Jackie is now doing very well. Her mother is out of prison, working fulltime and become an integral part of her children’s lives. Jackie has matured and is much more respectful and responsible. Her grandmother reported that she is thrilled with her granddaughter and cannot believe how well she is doing. Jackie only comes once a month now but she is a true success story.
Andrew was 15 when the court ordered him to our Day Treatment Program. He was sent there for buying prescription pills in school and for being disruptive because of his severe ADHD. Andrew lived with his alcoholic grandmother because his father was in prison and his mother did not want him. Andrew did not have a support system and was forced to raise himself.
Andrew spent a lot of time taking care of his grandmother. She would get so drunk she wouldn’t able to function. He said that he had to clean up after his grandmother and help her up since she fell frequently.

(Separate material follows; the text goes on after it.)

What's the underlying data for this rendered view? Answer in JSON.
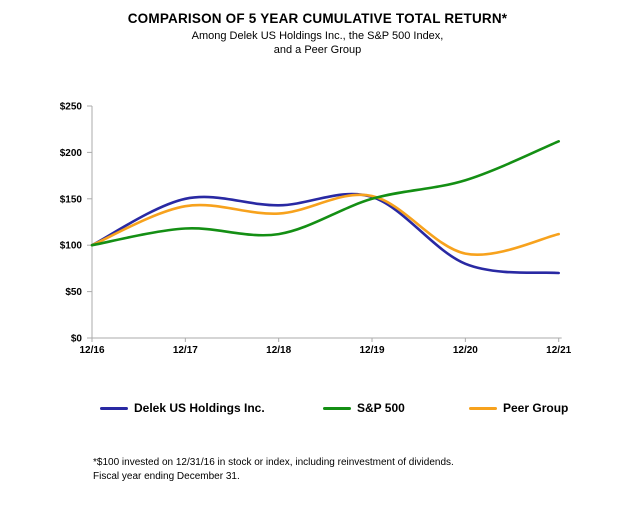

Andrew was an awkward child who struggled with making friends and accepting responsibility for his behavior. He did not have any social skills and did not know how to act around other people. Andrew did not want to follow rules, and was often disrespectful to adults. He had significant problems understanding his role in an adult- child relationship.

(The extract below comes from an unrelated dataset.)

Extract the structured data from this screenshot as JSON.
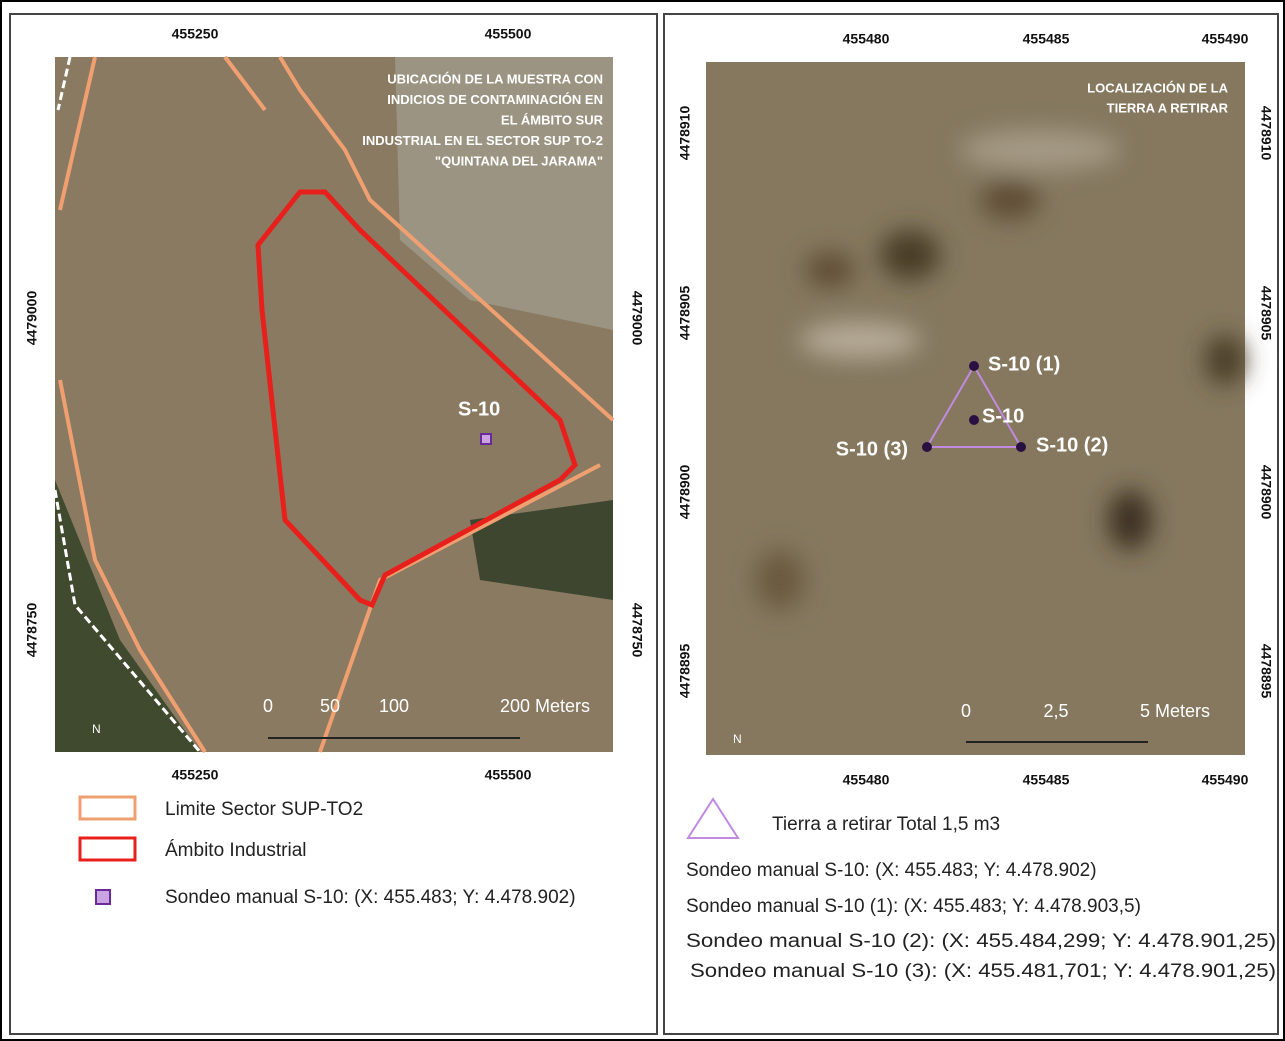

Andrew struggled within the program for several months and was reluctant to learn better coping skills, social skills, and independent living skills. He also refused to take medication to help him stay focused. Eventually, Andrew was suspended from the program and referred back to court for not progressing. At the same time, the Department of Human Services (DHS) became involved.
Andrew moved in with his uncle and continued to struggle. He now had rules and expectations to follow, rather than being able to do what he wanted. Andrew began to realize that he was making bad decisions. He was not getting along with his uncle and he refused to comply with the judge’s orders.
Andrew recognized that he was going to face jail time, so he began behaving appropriately and started following the rules at home and in the program. He decided that he needed to successfully complete the program and return to school. He wanted to be in the air force. Andrew started becoming a leader and encouraged his peers to stay out of trouble. After 11 months, Andrew successfully completed the program and was able to return to regular school. At last report, Andrew was still thriving and doing well.
One of our most rewarding clients we served came to us on October 31, 2012. Jacob came to us after being referred by the court system. He was expelled from school for possessing drug paraphernalia on school premises.
Jacob started the day treatment program as a very reserved and quiet young man. He was in need of finding himself as well as a direction towards which to work. Jacob learned skills in anger management, empathy, character education, and essential social skills. The staff began to see Jacob’s confidence grow. Jacob’s true character was shown when they began to volunteer at the Equestrian Zone as part of the character education lessons. He demonstrated courage, respect, and care for the horses as well as the pride in his work around the stables.
When Jacob graduated from our program in February 2013, he left as a confident young man who figured out who he is and where he wants to go. Jacob returned to school and continues to volunteer in the community. The treatment team is proud of Jacob and the person he is today.